Okay, first off, this was decidedly enjoyable. The main character is intelligent and sympathetic. She’s spent her time following interests away from politics, which has bored her. But, now it’s impinging on things she cares about. There’s rebellion brewing in a city that’s practically a second home for her, and the Raverran Empire could destroy a large chunk of it as an example if it goes too far. Worse, she may be the one ordered to do it (which is a result of the book’s first complication).

That said, there are problems. Even as complications are introduced, it always feels like the politics and intrigue are too simple and straightforward to feel real. Some of this may be intentional, as we’re seeing it through the eyes of someone who’s unused to intrigue. …But I think the author is too (not that I’d do much better).

The strong point of the novel is the number of ‘no good answer’ questions that are presented. People who can use magic are clearly marked (a colored ring appears in the iris), and they are ‘jessed’, with their magic bound, and made wards of the state, and also work at it’s direction, for the more powerful types, often with the military. There’s a fair number objections to this in the book, but considering some magic is likely to run out of control without the binding, and before this system, the common reaction was to kill anyone who was mage-marked… how bad is it really?

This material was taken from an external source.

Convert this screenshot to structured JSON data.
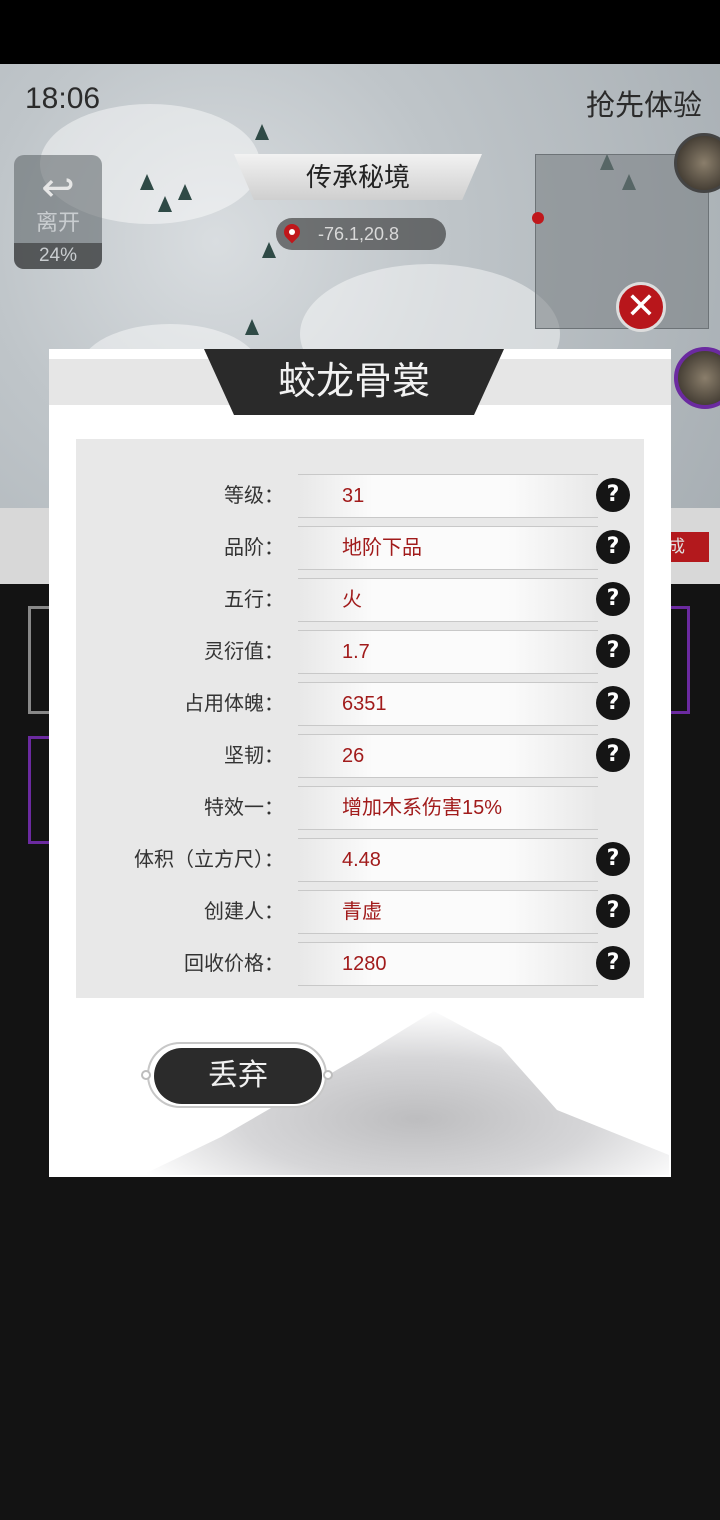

A little more mixed is the use of Venice as the prototype of Raverra. It generally feels right, and the rest of the setting (what little we see this time) fits with it, but Raverra has a large land empire, as opposed to the Stato da Mar (okay, so this is more based off Renaissance Venice, while I tend to think of Medieval Venice, but the island trade empire is a lot of what makes Venice interesting to me). At the moment, Vaskandar is a bit one-note, but hopefully that’ll get a bit filled out too.

But the main character is good, the cast around her is believable, and the action is well done. While there are dangling threads for a trilogy, the immediate plot wraps up well, and overall, it’s a very solid fantasy novel, especially for a first novel from the author, and the reviews I’ve seen indicate the quality stays high for the entire trilogy.